Picasso's “L’Atelier” is on display at a grocery in Essonne, France, in partnership with the Centre Pompidou museum.

As Picasso once said, "The meaning of life is to find your gift. The purpose of life is to give it away." And what better place to give your life away than a supermarket? A Picasso painting is currently on display at a grocery store in Essonne, France, just south of Paris, as part of a project to make great works of art more accessible, ABC News reports.

Picasso painted "L'Atelier" in October 1955 in memory of his close friend, Henri Matisse. And while the painting belongs to the permanent collection of the Centre Pompidou Museum in Paris, it's apparently very safe in the supermarket: clandestine security, police, and other emergency workers are patrolling the premises to keep an eye on things.

"I am delighted that this work is presented in the midst of pumpkins, watermelons, and beers, where reality is, where people's lives are," Serge Lasvignes, president of the Centre Pompidou, told ABC News. "It is not the collection of the Centre Pompidou but that of France, because it is national, and we share it with all French people, wherever they are."

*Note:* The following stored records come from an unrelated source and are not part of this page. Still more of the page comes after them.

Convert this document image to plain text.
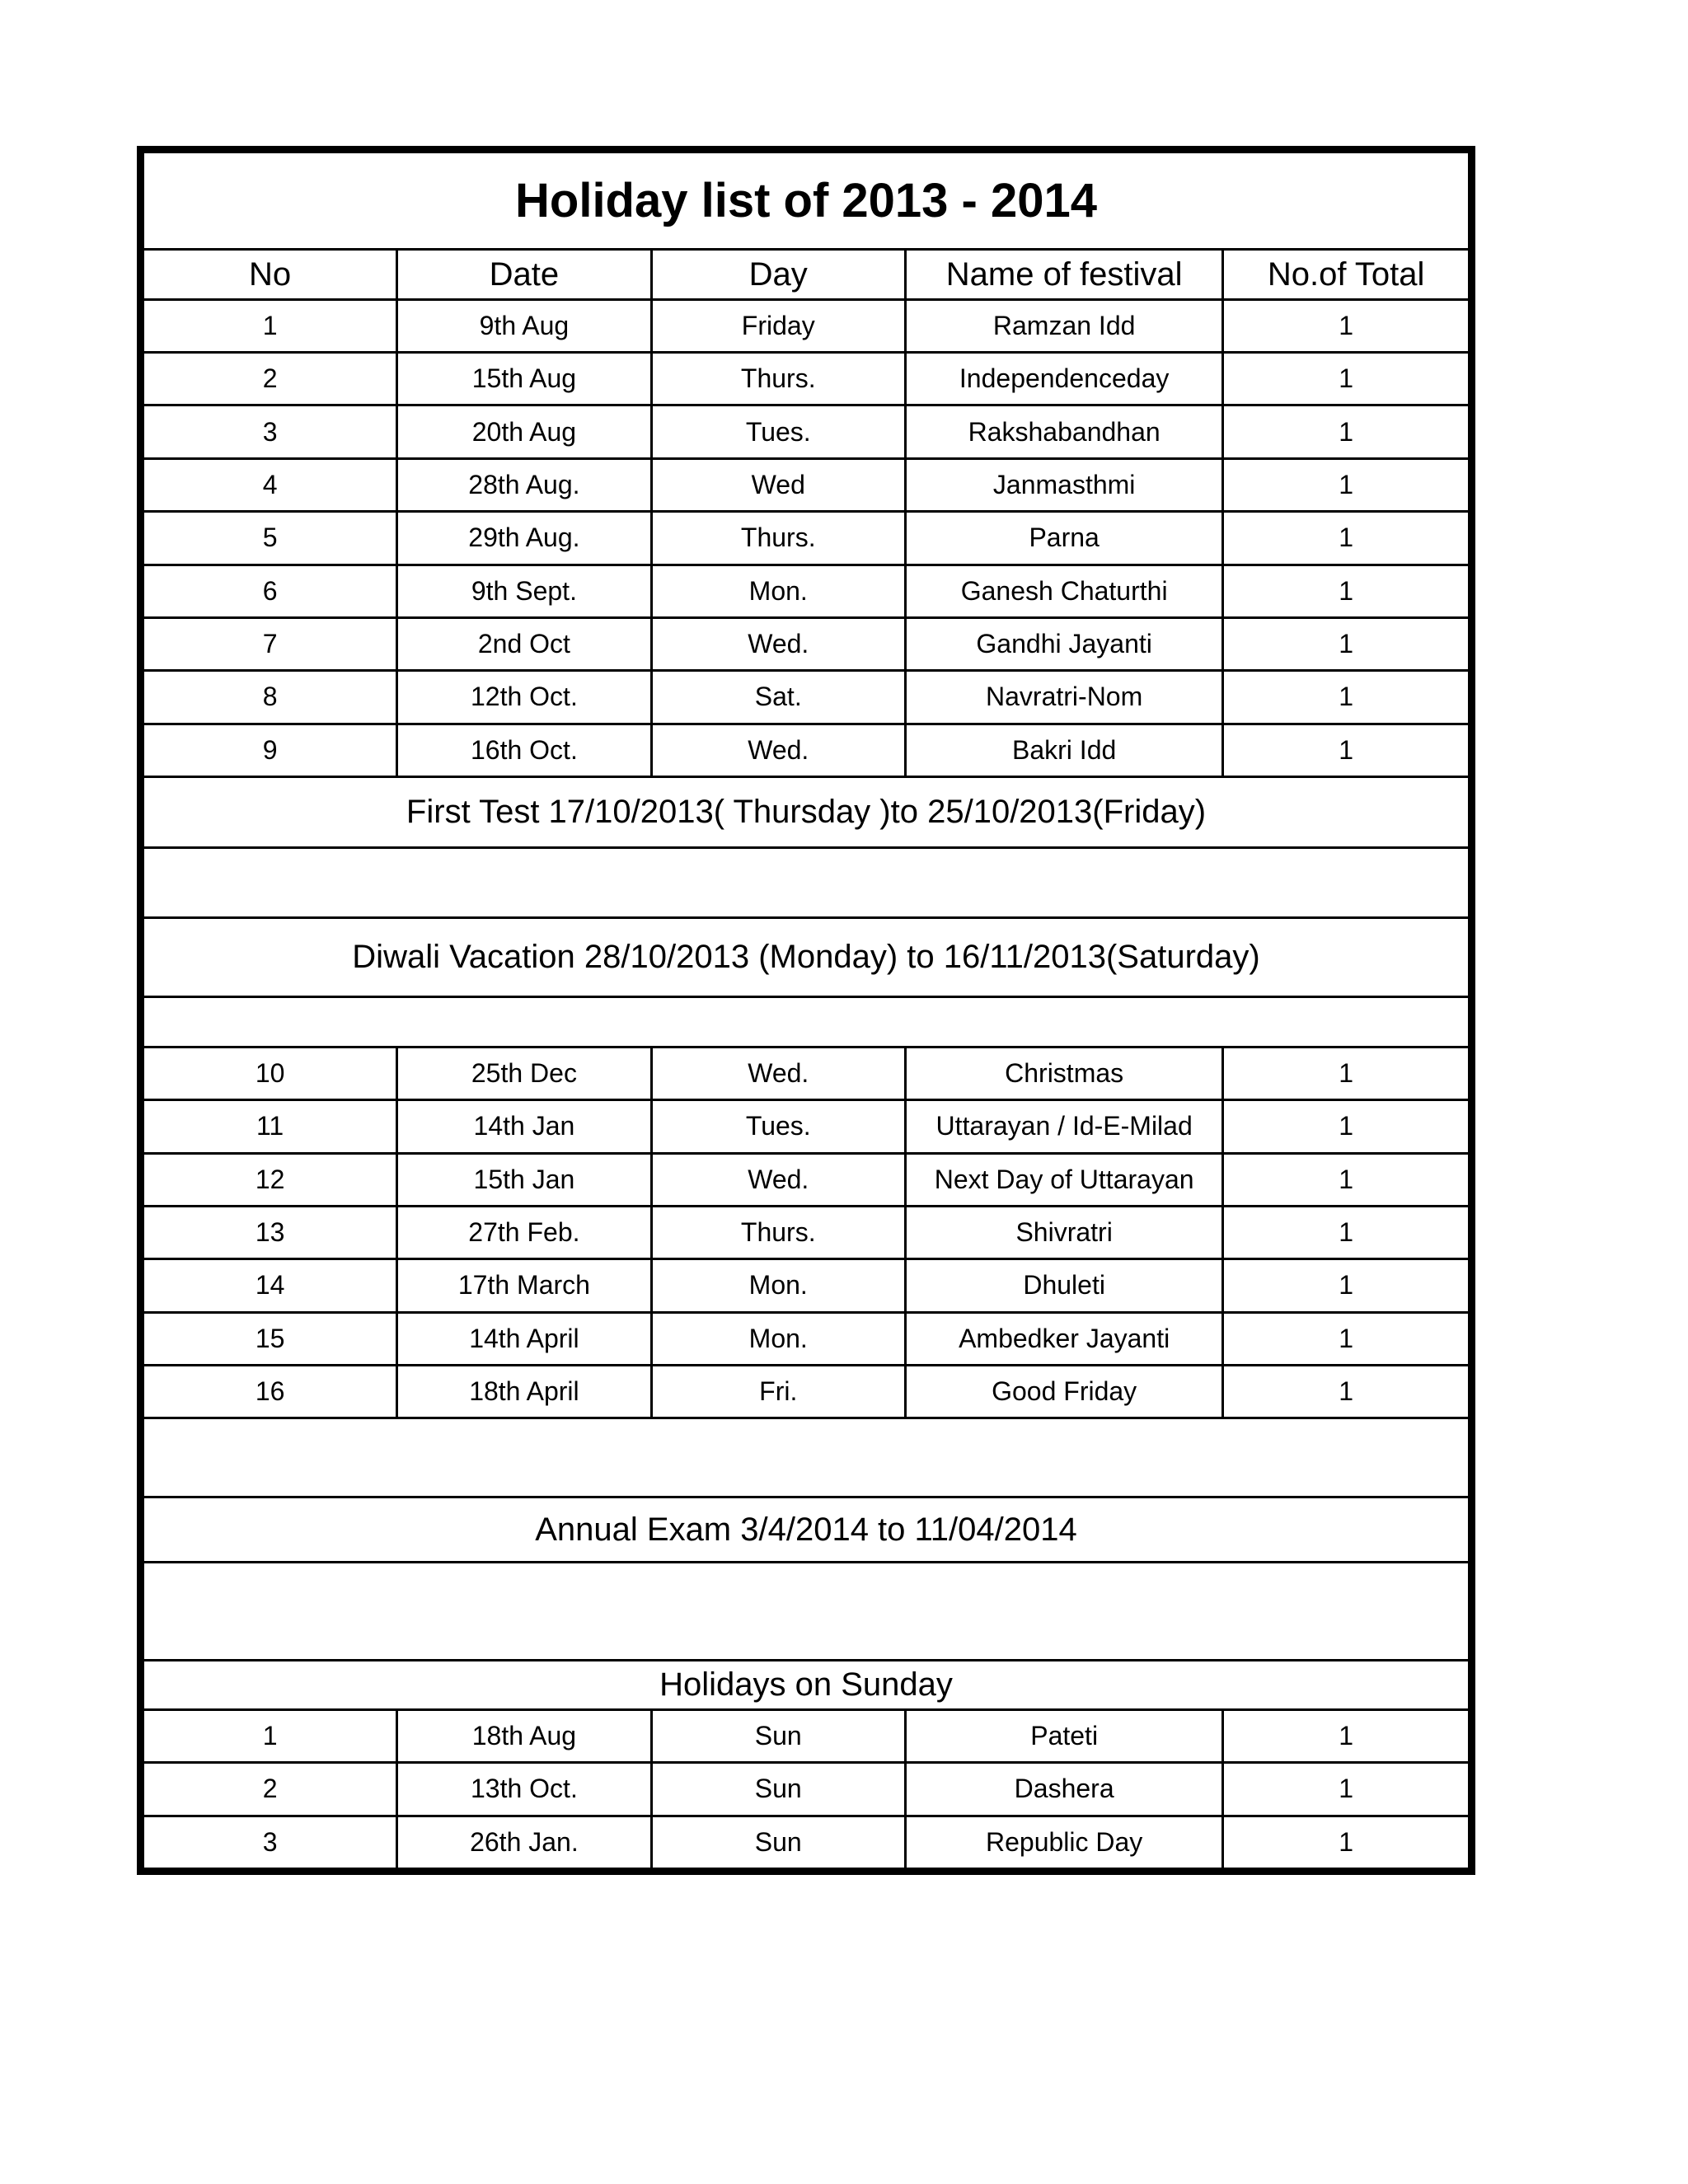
Holiday list of 2013 - 2014				
No	Date	Day	Name of festival	No.of Total
1	9th Aug	Friday	Ramzan Idd	1
2	15th Aug	Thurs.	Independenceday	1
3	20th Aug	Tues.	Rakshabandhan	1
4	28th Aug.	Wed	Janmasthmi	1
5	29th Aug.	Thurs.	Parna	1
6	9th Sept.	Mon.	Ganesh Chaturthi	1
7	2nd Oct	Wed.	Gandhi Jayanti	1
8	12th Oct.	Sat.	Navratri-Nom	1
9	16th Oct.	Wed.	Bakri Idd	1
First Test 17/10/2013( Thursday )to 25/10/2013(Friday)				

Diwali Vacation 28/10/2013 (Monday) to 16/11/2013(Saturday)				

10	25th Dec	Wed.	Christmas	1
11	14th Jan	Tues.	Uttarayan / Id-E-Milad	1
12	15th Jan	Wed.	Next Day of Uttarayan	1
13	27th Feb.	Thurs.	Shivratri	1
14	17th March	Mon.	Dhuleti	1
15	14th April	Mon.	Ambedker Jayanti	1
16	18th April	Fri.	Good Friday	1

Annual Exam 3/4/2014 to 11/04/2014				

Holidays on Sunday				
1	18th Aug	Sun	Pateti	1
2	13th Oct.	Sun	Dashera	1
3	26th Jan.	Sun	Republic Day	1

ABC News cited French outlet Capital, which spoke with customers who were surprised to find the painting during their shopping excursion. One customer said the painting, "does something to me," while Sylvie Carillon, the mayor of the nearby town of Montgeron, found the display quite touching. "I was very moved to see that even supermarket employees were looking at the painting with big eyes," Carillon said. "There was a lot of emotion."

The installation is part of an ongoing attempt to take art masterpieces out of "ordinary locations" in the heart of Paris, squiring them out of high-priced museums and plopping them smack dab in the midst of the public. Previous works have popped up at a courthouse and several prisons. Stirring moment of human emotion on Aisle Six!